## W4A16 Quantization and Compression ##

Using compressed-tensors, we can compress a quantized model to store it more efficiently on disk.

In this example, we run post-training quantization (PTQ) to quantize the weights of an example model to 4 bits. We then save a compressed version of the model on disk b packing each group of eight 4-bit weights into a single int32

By packing groups of eight 4-bit weights into a single int32, we can store a quantized model more efficiently on disk.

In [None]:
import torch
import os
from tqdm import tqdm
from compressed_tensors.quantization import (
    QuantizationConfig,
    QuantizationStatus,
    apply_quantization_config,
    freeze_module_quantization,
    compress_quantized_weights
)
from compressed_tensors.compressors import ModelCompressor
from transformers import AutoModelForCausalLM, AutoTokenizer, DefaultDataCollator
from datasets import load_dataset
from torch.utils.data import RandomSampler
from torch.utils.data import DataLoader

In [None]:
# load a dense, unquantized tiny llama model
device = "cuda:0"
model_name = "TinyLlama/TinyLlama-1.1B-intermediate-step-1431k-3T"
model = AutoModelForCausalLM.from_pretrained(model_name, device_map=device, torch_dtype="auto")
model

The following quantization config will be used to quantize all of the Linear layers to 4 bits, excluding the lm_head layer. 

The `format` argument is set to `pack-quantized`, indicating that when the model is saved we should use the `PackedQuantizationCompressor` which will pack every eight 4-bit weights into an `int32`. 

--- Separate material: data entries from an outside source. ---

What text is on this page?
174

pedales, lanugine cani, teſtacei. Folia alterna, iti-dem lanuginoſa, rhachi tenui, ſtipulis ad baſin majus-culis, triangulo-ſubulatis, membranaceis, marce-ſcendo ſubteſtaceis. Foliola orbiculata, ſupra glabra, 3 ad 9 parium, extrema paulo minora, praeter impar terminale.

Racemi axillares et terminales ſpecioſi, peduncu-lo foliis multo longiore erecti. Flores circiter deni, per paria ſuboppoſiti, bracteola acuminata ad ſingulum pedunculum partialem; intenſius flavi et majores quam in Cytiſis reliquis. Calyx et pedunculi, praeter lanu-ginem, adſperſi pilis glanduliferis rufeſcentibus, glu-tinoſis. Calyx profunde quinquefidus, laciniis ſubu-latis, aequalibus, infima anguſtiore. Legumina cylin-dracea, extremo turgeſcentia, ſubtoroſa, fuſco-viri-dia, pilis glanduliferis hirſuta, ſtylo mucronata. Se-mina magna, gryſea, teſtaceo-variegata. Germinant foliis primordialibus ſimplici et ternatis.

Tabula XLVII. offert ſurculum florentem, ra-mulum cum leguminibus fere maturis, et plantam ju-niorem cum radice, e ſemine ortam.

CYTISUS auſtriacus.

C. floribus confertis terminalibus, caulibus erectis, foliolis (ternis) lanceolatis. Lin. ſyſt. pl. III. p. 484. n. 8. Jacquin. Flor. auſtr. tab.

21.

This will give us a compression ratio of 4x on each Linear layer compared to the unquantized `float16` representation

In [None]:
quantization_config_dict = {
	"quant_method": "sparseml",
	"format": "pack-quantized",
	"global_compression_ratio": None,
	"config_groups": {
        "group_1": {
            "weights": {
                "num_bits": 4,
                "type": "int",
                "symmetric": False,
                "strategy": "tensor"
            },
            "targets": ["Linear"]
        }
    },
	"ignore": ["lm_head"]
}

In [None]:
# setup the loaded model for quantization calibration

config = QuantizationConfig(**quantization_config_dict)
config.quantization_status = QuantizationStatus.CALIBRATION
apply_quantization_config(model, config)

In [None]:
# create a dataloader of calibration data

dataset = load_dataset("ptb_text_only")["train"]
tokenizer = AutoTokenizer.from_pretrained(model_name)

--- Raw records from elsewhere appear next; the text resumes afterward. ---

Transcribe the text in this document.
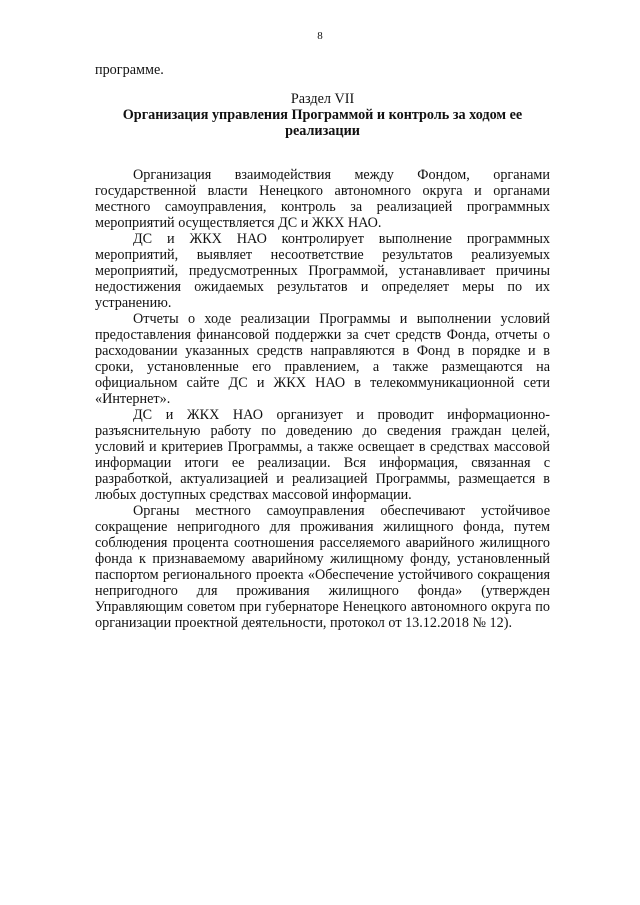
8

программе.

Раздел VII

Организация управления Программой и контроль за ходом ее реализации

Организация взаимодействия между Фондом, органами государственной власти Ненецкого автономного округа и органами местного самоуправления, контроль за реализацией программных мероприятий осуществляется ДС и ЖКХ НАО.

ДС и ЖКХ НАО контролирует выполнение программных мероприятий, выявляет несоответствие результатов реализуемых мероприятий, предусмотренных Программой, устанавливает причины недостижения ожидаемых результатов и определяет меры по их устранению.

Отчеты о ходе реализации Программы и выполнении условий предоставления финансовой поддержки за счет средств Фонда, отчеты о расходовании указанных средств направляются в Фонд в порядке и в сроки, установленные его правлением, а также размещаются на официальном сайте ДС и ЖКХ НАО в телекоммуникационной сети «Интернет».

ДС и ЖКХ НАО организует и проводит информационно-разъяснительную работу по доведению до сведения граждан целей, условий и критериев Программы, а также освещает в средствах массовой информации итоги ее реализации. Вся информация, связанная с разработкой, актуализацией и реализацией Программы, размещается в любых доступных средствах массовой информации.

Органы местного самоуправления обеспечивают устойчивое сокращение непригодного для проживания жилищного фонда, путем соблюдения процента соотношения расселяемого аварийного жилищного фонда к признаваемому аварийному жилищному фонду, установленный паспортом регионального проекта «Обеспечение устойчивого сокращения непригодного для проживания жилищного фонда» (утвержден Управляющим советом при губернаторе Ненецкого автономного округа по организации проектной деятельности, протокол от 13.12.2018 № 12).
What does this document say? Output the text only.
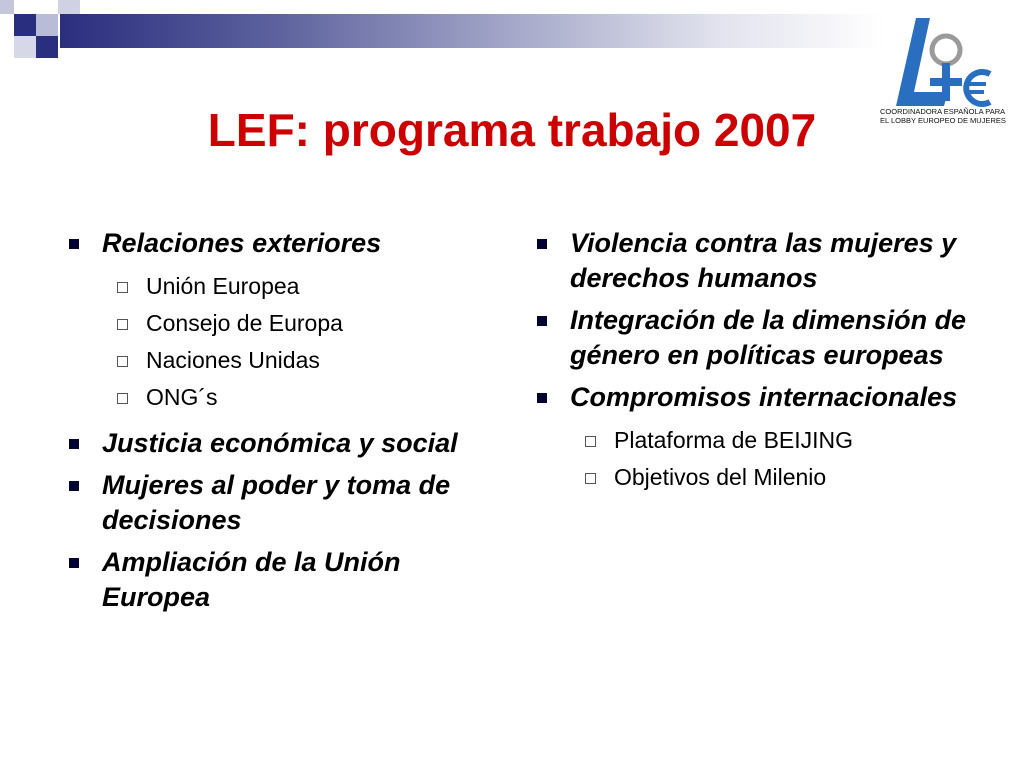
COORDINADORA ESPAÑOLA PARA
EL LOBBY EUROPEO DE MUJERES
LEF: programa trabajo 2007
Relaciones exteriores
Unión Europea
Consejo de Europa
Naciones Unidas
ONG´s
Justicia económica y social
Mujeres al poder y toma de decisiones
Ampliación de la Unión Europea
Violencia contra las mujeres y derechos humanos
Integración de la dimensión de género en políticas europeas
Compromisos internacionales
Plataforma de BEIJING
Objetivos del Milenio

def tokenize_function(examples):
    return tokenizer(examples["sentence"], padding=False, truncation=True, max_length=1024)

tokenized_dataset = dataset.map(tokenize_function, batched=True)

data_loader = DataLoader(
    tokenized_dataset, batch_size=1, collate_fn=DefaultDataCollator(), sampler=RandomSampler(tokenized_dataset)
)

In [None]:
# calibrate scale and zero points for quantization using a small amount of train data
num_calibration_samples = 512

with torch.no_grad():
    for idx, sample in tqdm(enumerate(data_loader), desc="Running calibration"):
        sample = {key: value.to(device) for key,value in sample.items()}
        _ = model(**sample)

        if idx >= num_calibration_samples:
            break

# freeze scale and zero points after calibration
model.apply(freeze_module_quantization)

After running calibration, each quantized layer will have a new scale and zero_point parameter as shown below.

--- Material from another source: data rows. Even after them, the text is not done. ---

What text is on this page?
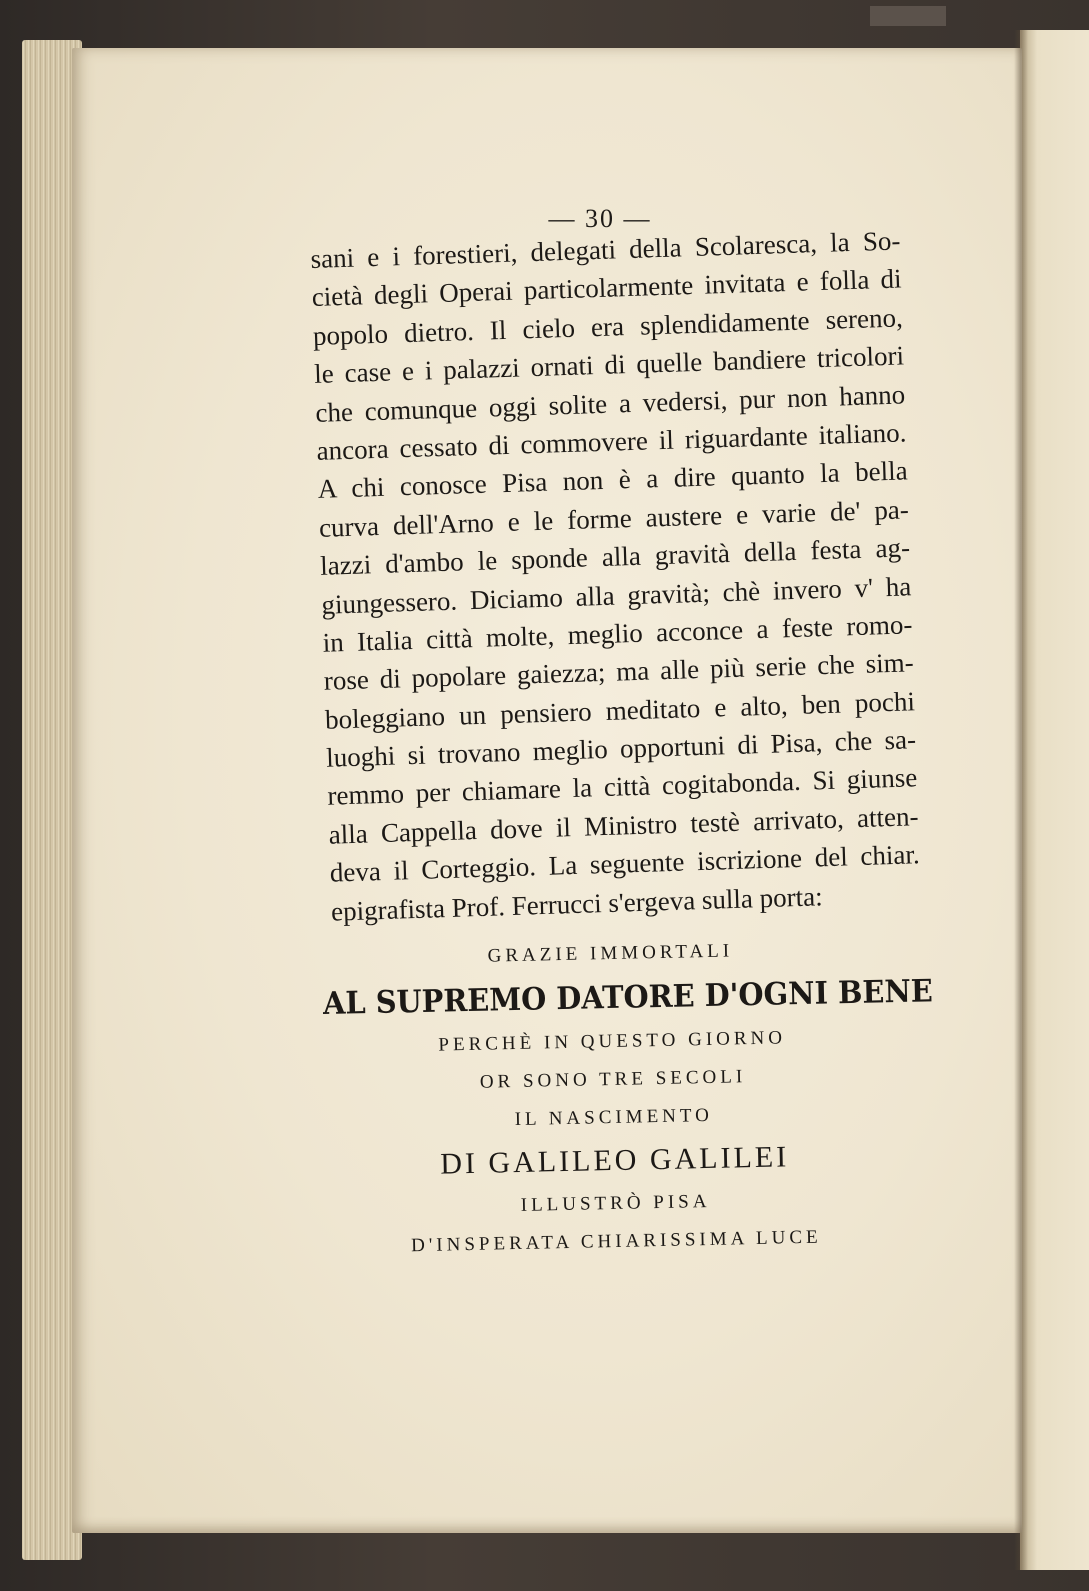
— 30 —
sani e i forestieri, delegati della Scolaresca, la So-
cietà degli Operai particolarmente invitata e folla di
popolo dietro. Il cielo era splendidamente sereno,
le case e i palazzi ornati di quelle bandiere tricolori
che comunque oggi solite a vedersi, pur non hanno
ancora cessato di commovere il riguardante italiano.
A chi conosce Pisa non è a dire quanto la bella
curva dell'Arno e le forme austere e varie de' pa-
lazzi d'ambo le sponde alla gravità della festa ag-
giungessero. Diciamo alla gravità; chè invero v' ha
in Italia città molte, meglio acconce a feste romo-
rose di popolare gaiezza; ma alle più serie che sim-
boleggiano un pensiero meditato e alto, ben pochi
luoghi si trovano meglio opportuni di Pisa, che sa-
remmo per chiamare la città cogitabonda. Si giunse
alla Cappella dove il Ministro testè arrivato, atten-
deva il Corteggio. La seguente iscrizione del chiar.
epigrafista Prof. Ferrucci s'ergeva sulla porta:
GRAZIE IMMORTALI
AL SUPREMO DATORE D'OGNI BENE
PERCHÈ IN QUESTO GIORNO
OR SONO TRE SECOLI
IL NASCIMENTO
DI GALILEO GALILEI
ILLUSTRÒ PISA
D'INSPERATA CHIARISSIMA LUCE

Notice that at this point, the weight itself is still a floating point and has not been quantized. 

To convert the weights to an integer type, we need to apply the `compress_quantized_weights` function. After compressing the weights, a forward pass of the model can no longer be run in PyTorch

In [None]:
state_dict = model.state_dict()
example_layer = "model.layers.0.self_attn.q_proj.weight"
scale = state_dict[example_layer + "_scale"]
zero_point = state_dict[example_layer + "_zero_point"]
weight = state_dict[example_layer]
print(f"Scale: {scale}, Zero Point: {zero_point}")
print(f"Weight min: {torch.min(weight)} max: {torch.max(weight)} dtype: {weight.dtype}")

In [None]:
# convert quantized weights to integers
model.apply(compress_quantized_weights)

state_dict = model.state_dict()
example_layer = "model.layers.0.self_attn.q_proj.weight"
scale = state_dict[example_layer + "_scale"]
zero_point = state_dict[example_layer + "_zero_point"]
weight = state_dict[example_layer]
print(f"Scale: {scale}, Zero Point: {zero_point}")
print(f"Weight min: {torch.min(weight)} max: {torch.max(weight)} dtype: {weight.dtype}")

After compressing the quantized model, the weight matrix has a range of int4 but is stored in an int8. 

We can further compress the model on disk using the `pack-quantized` format we specified in the config. This compression format will pack the int4 weights into int32

In [None]:
# apply compression and save the model to disk

output_dir = "./ex_llama1.1b_w4a16_packed_quantize"
compression_format = config.format
print(f"Compression format: {compression_format}")

compressor = ModelCompressor(quantization_config=config)
compressed_state_dict = compressor.compress(model)
model.save_pretrained(output_dir, state_dict=compressed_state_dict)
compressor.update_config(output_dir)

compressed_size_on_disk_mb = os.path.getsize(os.path.join(output_dir, "model.safetensors")) / 1024 / 1024
print(f"Size of the model's weights on disk using safetensors: {compressed_size_on_disk_mb:.2f} MB")